In 2003, the American Institute of Architects (AIA) bestowed upon her Institute Honors for Collaborative Achievement, awarded to allied professionals, clients, organizations, architect teams and others "who have had a beneficial influence on, or advanced the architectural profession."
Ockman is the author or editor of several highly regarded books in her field, among them "Out of Ground Zero: Case Studies in Urban Reinvention" (Prestl Verlag, 2002), which was named the best architecture book of 2002 by The New York Times. Her 1993 book, "Architecture Culture 1943-1968: A Documentary Anthology" (Rizzoli), now in its third edition, was named Book of the Year by The New York Times and the AIA International Architecture Book Awards Program.

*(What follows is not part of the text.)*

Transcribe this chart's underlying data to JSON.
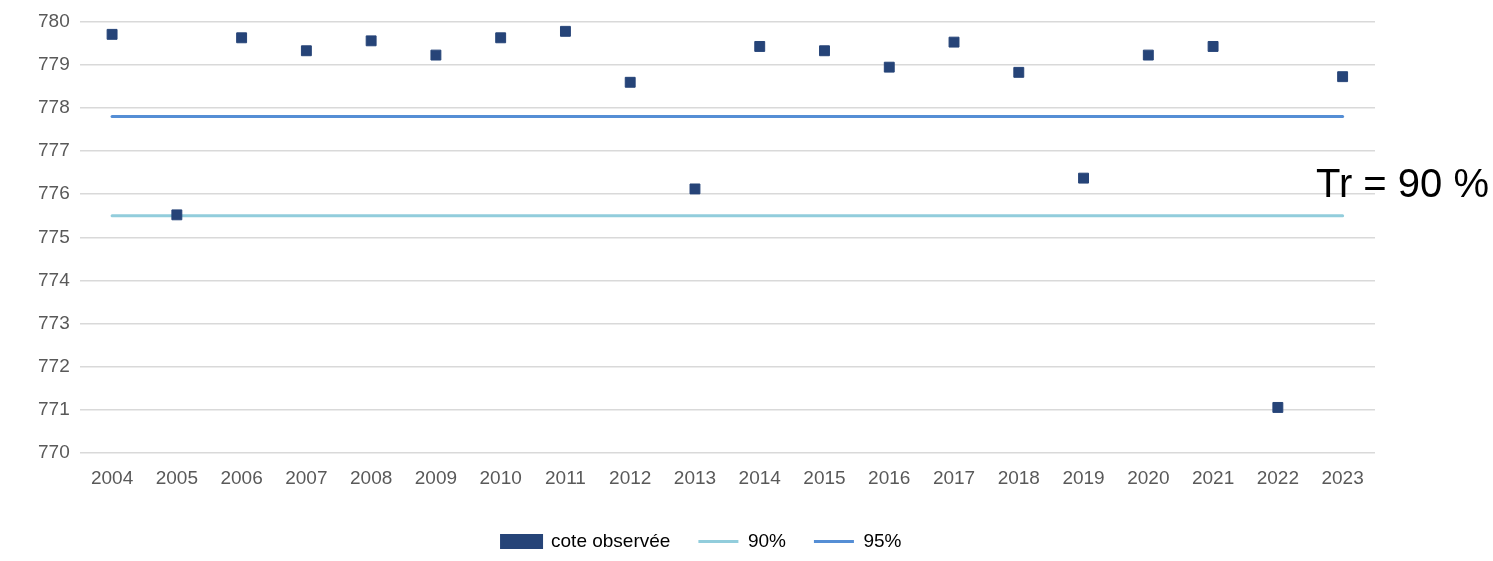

Her essays and reviews have appeared in Artforum, Journal of the Society of Architectural Historians, Assemblage, ANY, Architecture, Metropolis, Arquitectura Viva, A+U, Arch+, Design Book Review, Women's Review of Books, Harvard Design Magazine and Oppositions, among others. They are included in a number of anthologies, including "Autonomy and Ideology: Positioning an Architectural Avant-Garde in North America," "The Sex of Architecture," "Architecture and Film," "The Urban Lifeworld" and "Architecture of the Everyday."